When this new expensing mechanism went into effect, it is almost hard
to believe this, but their tax bill went up 355 percent. Again, for
companies like this, who don't have cash reserves to continue
innovating in terms of new products and processes, which Westminster
Tool does, this is basically a wipeout in terms of their ability to
invest.
This is showing up across the country. It was a terrible decision
back in 2017. This bill will resume having the annual expensing
mechanism, which will allow this company--and this is a picture with
Ray Coombs, who is to my immediate right there, the owner, and his two
daughters and his son, Colby, who are running the business. Behind him
is the president of the Eastern Manufacturing Alliance, which has been
desperately asking Congress to go back and fix this ridiculous change
which took place in the 2017 tax bill.
So, again, this is a pro-growth measure, which is going to allow
companies like this to get back on track in terms of innovation, which
is so important for us in keeping ahead of our global competitors and
creating jobs--good jobs, skilled jobs.
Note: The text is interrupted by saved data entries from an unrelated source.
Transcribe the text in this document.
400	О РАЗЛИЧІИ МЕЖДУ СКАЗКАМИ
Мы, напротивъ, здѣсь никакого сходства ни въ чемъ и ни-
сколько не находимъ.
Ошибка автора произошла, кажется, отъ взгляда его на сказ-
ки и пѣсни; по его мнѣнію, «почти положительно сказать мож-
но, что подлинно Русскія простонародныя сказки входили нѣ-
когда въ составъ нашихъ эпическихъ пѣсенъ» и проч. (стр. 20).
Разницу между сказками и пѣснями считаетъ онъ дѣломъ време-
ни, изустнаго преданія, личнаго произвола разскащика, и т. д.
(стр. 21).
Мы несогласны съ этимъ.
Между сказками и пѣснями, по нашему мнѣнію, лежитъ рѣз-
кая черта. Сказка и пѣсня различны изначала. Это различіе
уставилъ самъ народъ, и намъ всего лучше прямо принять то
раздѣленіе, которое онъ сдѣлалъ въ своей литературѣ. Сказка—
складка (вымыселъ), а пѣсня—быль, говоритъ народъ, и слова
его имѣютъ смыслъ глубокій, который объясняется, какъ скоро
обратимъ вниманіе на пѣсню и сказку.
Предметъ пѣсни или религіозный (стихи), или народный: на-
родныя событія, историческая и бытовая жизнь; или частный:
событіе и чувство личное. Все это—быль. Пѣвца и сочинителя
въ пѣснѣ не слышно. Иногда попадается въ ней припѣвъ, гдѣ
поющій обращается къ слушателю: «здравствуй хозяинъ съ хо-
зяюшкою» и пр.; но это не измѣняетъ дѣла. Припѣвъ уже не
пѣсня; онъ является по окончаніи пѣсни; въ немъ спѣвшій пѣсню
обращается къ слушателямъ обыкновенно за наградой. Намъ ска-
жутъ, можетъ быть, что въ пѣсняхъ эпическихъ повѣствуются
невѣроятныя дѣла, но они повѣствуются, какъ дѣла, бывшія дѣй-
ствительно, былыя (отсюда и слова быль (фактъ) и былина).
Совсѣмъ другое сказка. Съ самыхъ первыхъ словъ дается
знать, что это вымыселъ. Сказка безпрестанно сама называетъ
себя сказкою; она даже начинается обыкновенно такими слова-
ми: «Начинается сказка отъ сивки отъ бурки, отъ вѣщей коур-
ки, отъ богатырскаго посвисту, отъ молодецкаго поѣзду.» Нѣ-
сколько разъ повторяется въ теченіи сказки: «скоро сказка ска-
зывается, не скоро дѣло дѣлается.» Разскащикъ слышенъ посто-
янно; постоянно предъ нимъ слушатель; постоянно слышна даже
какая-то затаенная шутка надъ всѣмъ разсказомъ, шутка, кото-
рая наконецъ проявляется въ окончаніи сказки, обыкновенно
Westminster Tool has been just
an absolute shining example of why we need to make this change.
Hopefully, we are going to get this across the finish line and make
sure that, again, the problem is fixed. We could do more; there is no
question about it. But the fact of the matter is, in this Congress, we
have to take Ws where we can and victories where we can to address real
problems for companies like Westminster Tool.